US airlines face uphill struggle

Predictions in Air Transport World Magazine’s January issue are that airlines will eke out a profit worldwide in 2006, but remain mired in red ink in the US for the sixth consecutive year.


However, buoyed by a strong economy around the world, the magazine predicts new records will be set for the number of passengers and amount of cargo carried.

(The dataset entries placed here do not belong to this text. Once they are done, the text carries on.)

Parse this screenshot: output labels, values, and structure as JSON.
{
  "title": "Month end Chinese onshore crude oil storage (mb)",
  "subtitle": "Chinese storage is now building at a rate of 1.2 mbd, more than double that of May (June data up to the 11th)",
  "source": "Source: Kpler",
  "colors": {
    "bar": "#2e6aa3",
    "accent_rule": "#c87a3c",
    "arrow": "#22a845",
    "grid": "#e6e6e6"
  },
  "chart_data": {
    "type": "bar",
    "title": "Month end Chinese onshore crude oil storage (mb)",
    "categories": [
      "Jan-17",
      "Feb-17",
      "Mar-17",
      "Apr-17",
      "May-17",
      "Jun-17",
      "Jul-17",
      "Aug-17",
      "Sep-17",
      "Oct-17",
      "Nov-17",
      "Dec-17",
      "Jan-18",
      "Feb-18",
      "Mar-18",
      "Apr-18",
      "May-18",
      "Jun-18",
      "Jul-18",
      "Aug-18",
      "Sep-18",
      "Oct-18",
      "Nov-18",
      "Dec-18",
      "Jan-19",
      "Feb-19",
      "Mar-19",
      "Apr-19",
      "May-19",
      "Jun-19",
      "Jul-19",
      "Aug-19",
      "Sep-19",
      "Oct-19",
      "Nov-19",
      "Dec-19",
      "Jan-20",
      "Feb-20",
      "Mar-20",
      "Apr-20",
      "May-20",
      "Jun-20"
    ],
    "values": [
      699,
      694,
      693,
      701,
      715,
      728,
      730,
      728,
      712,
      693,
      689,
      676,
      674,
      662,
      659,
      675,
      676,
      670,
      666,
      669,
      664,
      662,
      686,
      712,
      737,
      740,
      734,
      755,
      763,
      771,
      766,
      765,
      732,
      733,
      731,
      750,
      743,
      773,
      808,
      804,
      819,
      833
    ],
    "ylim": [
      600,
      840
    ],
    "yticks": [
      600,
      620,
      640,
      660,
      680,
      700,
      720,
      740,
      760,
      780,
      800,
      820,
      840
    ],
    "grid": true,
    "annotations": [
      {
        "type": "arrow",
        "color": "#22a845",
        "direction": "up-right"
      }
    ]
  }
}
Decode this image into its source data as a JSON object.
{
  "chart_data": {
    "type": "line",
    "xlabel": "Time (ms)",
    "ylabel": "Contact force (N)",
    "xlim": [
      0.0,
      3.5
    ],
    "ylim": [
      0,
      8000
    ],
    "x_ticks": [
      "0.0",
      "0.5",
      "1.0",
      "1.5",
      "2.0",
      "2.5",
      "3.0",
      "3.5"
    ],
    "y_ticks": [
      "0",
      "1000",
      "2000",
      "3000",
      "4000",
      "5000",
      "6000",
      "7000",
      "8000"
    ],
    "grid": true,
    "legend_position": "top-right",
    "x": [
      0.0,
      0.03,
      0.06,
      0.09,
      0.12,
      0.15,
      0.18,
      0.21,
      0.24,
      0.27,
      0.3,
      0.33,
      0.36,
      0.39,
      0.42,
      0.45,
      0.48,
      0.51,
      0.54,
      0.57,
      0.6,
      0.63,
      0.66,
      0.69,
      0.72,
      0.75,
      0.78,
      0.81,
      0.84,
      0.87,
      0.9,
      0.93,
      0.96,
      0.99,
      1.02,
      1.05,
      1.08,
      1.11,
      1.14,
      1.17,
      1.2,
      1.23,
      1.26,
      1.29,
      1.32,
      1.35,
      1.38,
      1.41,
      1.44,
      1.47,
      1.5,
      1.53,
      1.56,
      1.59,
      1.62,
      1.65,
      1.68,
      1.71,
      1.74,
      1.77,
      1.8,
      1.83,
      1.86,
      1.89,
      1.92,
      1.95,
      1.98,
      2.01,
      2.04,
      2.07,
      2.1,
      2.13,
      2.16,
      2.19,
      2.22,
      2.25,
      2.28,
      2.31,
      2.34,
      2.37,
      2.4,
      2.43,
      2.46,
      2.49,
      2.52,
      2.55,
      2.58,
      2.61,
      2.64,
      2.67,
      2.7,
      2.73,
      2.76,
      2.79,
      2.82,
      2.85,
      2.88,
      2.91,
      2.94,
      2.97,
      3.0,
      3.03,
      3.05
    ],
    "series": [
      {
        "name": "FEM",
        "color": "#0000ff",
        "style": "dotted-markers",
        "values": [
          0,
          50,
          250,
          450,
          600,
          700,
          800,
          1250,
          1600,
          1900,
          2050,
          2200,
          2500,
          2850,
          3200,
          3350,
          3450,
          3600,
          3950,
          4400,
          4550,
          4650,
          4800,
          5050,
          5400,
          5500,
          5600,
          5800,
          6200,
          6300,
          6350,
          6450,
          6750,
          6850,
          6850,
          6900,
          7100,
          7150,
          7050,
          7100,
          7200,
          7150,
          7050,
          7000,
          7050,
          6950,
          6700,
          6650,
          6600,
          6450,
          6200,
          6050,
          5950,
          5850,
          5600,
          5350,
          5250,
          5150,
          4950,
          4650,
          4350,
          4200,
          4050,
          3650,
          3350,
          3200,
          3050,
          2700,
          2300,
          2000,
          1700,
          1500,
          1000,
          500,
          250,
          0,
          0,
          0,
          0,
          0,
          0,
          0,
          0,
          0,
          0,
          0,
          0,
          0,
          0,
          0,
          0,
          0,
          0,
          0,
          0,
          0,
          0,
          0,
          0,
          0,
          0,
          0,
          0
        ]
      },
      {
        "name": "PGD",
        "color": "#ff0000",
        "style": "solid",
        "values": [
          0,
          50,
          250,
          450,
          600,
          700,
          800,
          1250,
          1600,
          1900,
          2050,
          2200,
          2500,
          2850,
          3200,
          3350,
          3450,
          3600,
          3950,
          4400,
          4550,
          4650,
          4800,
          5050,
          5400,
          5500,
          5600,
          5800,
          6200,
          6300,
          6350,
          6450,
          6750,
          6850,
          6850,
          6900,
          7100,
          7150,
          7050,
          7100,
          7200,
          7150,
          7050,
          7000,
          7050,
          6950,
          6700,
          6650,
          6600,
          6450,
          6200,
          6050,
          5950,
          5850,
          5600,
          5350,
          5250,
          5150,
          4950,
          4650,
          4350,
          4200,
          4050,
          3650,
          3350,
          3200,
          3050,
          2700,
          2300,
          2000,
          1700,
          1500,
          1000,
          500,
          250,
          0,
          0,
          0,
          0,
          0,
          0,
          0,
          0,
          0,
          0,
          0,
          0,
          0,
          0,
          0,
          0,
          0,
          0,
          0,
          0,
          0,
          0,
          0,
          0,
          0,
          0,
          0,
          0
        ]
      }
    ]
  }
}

Good profits are anticipated from carriers in the Asia/Pacific region, and Europeans will enjoy profits, although slimmer ones compared with 2005. But in the US, only low cost carriers - such as Southwest and JetBlue - and regional airlines will expect positive results. The older network carriers will produce sufficient losses to drag combined financials into the red, says J.A. Donoghue, editorial director of the ATW MEDIA GROUP.
“The high price of oil is hurting airlines’ profit potential worldwide,” Donoghue said, “but US network carriers will not be able to raise fares enough to cover their higher operating costs despite expectations of a slight capacity loss on domestic routes. Network carriers have made great progress in cutting costs, but the persistent high fuel costs keep profits just out of reach.”
In ATW’s January issue Donoghue predicts that, if the world can avoid further outbreaks of disease, terrorism and disruptive storms, airlines worldwide will earn $1.5 billion. US airlines as a group, including the budget carriers, will record a $3.2 billion operating profit, but will end up with a net loss of $2.1 billion, excluding special items.
World airline traffic will rise 7.5% in revenue-passenger kilometers (an RPK is one paying passenger flown one kilometer) and 5.1% in passenger numbers, while cargo will grow 5.8% after a fairly flat 2005. US airlines will see 3.1% more passengers and a 5.5% rise in RPKs, with cargo up 4.5%, with stronger growth expected in international traffic as network carriers escape murderous domestic competition by redeploying aircraft to long-haul routes.